At the 26-week placebo-controlled time point, the HbA1c change was 0.1%, -1.0%, -1.2%, and -0.6% for placebo, TRULICITY 0.75 mg, TRULICITY 1. 5 mg, and sitagliptin, respectively. The percentage of patients who achieved HbA1c <7.0% was 22%, 56%, 62% and 39% for placebo, TRULICITY 0.75 mg, TRULICITY 1.5 mg, and sitagliptin, respectively.
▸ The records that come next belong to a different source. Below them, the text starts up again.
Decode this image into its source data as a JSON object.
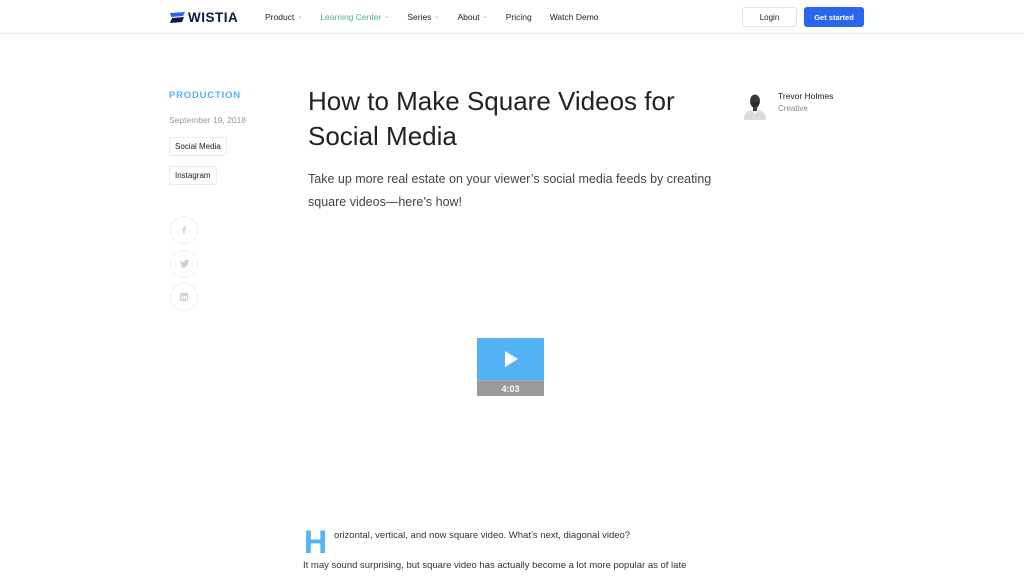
{
  "nav": {
    "logo": "WISTIA",
    "items": [
      {
        "label": "Product",
        "dropdown": true,
        "active": false
      },
      {
        "label": "Learning Center",
        "dropdown": true,
        "active": true
      },
      {
        "label": "Series",
        "dropdown": true,
        "active": false
      },
      {
        "label": "About",
        "dropdown": true,
        "active": false
      },
      {
        "label": "Pricing",
        "dropdown": false,
        "active": false
      },
      {
        "label": "Watch Demo",
        "dropdown": false,
        "active": false
      }
    ],
    "login_label": "Login",
    "cta_label": "Get started"
  },
  "sidebar": {
    "category": "PRODUCTION",
    "date": "September 19, 2018",
    "tags": [
      "Social Media",
      "Instagram"
    ],
    "share_icons": [
      "facebook-icon",
      "twitter-icon",
      "linkedin-icon"
    ]
  },
  "article": {
    "title": "How to Make Square Videos for Social Media",
    "subtitle": "Take up more real estate on your viewer’s social media feeds by creating square videos—here’s how!",
    "author": {
      "name": "Trevor Holmes",
      "role": "Creative"
    },
    "video": {
      "duration": "4:03"
    },
    "dropcap": "H",
    "body_line1": "orizontal, vertical, and now square video. What’s next, diagonal video?",
    "body_line2": "It may sound surprising, but square video has actually become a lot more popular as of late"
  },
  "colors": {
    "accent_blue": "#54b3f5",
    "cta_blue": "#2a66ec",
    "active_nav": "#4fb28a"
  }
}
Treatment with TRULICITY 0.75 mg and 1. 5 mg once weekly resulted in a statistically significant reduction in HbA1c compared to placebo (at 26 weeks) and compared to sitagliptin (at 26 and 52 weeks), all in combination with metformin.

Comparison of Trulicity and Januvia (Sitagliptin)

• Trulicity 0.75 mg and 1.5 mg resulted in a statistically significant reduction in HbA1c compared to sitagliptin at 26 and 52 weeks.
• The percentage of patients who achieved HbA1c <7.0% was higher with Trulicity (56% and 62% for 0.75 mg and 1.5 mg, respectively) compared to sitagliptin (39%).
• Trulicity also resulted in a greater reduction in body weight and fasting serum glucose compared to sitagliptin 2.

From the Research

Trulicity and Januvia Comparison

• Trulicity (dulaglutide) is a once-weekly subcutaneously administered glucagon-like peptide-1 (GLP-1) receptor agonist, approved for the treatment of adults with type 2 diabetes (T2DM) 3, 4.
• Januvia (sitagliptin) is an oral dipeptidyl peptidase-4 (DPP-4) inhibitor, also used to treat T2DM.
• In clinical trials, dulaglutide has been shown to be more effective than sitagliptin in improving glycemic control, with a greater proportion of patients reaching glycated hemoglobin A1c (HbA1c) targets 5, 6.

Efficacy and Safety

• Dulaglutide has been demonstrated to be effective in reducing HbA1c levels, with a significant proportion of patients achieving HbA1c targets of <7.0% and ≤6.5% 7, 6.
• The safety profile of dulaglutide is similar to other GLP-1 receptor agonists, with gastrointestinal symptoms (e.g., nausea, vomiting, and diarrhea) being the most frequently reported adverse events 3, 5.
• Dulaglutide has been associated with weight loss or attenuation of weight gain, and low rates of hypoglycemia when used alone or with non-insulin-secretagogue therapy 4, 6.

Clinical Trial Data

• The AWARD phase 3 clinical trial program has demonstrated the efficacy and safety of dulaglutide in the treatment of T2DM, with once weekly dulaglutide 1.5 mg being superior to active comparators (e.g., exenatide, insulin glargine, metformin, and sitagliptin) in five of six studies 6.
• Dulaglutide 1.5 mg was non-inferior to liraglutide in AWARD-6, and once weekly dulaglutide 0.75 mg was evaluated in five trials, demonstrating superiority to active comparators in four of five AWARD studies 6.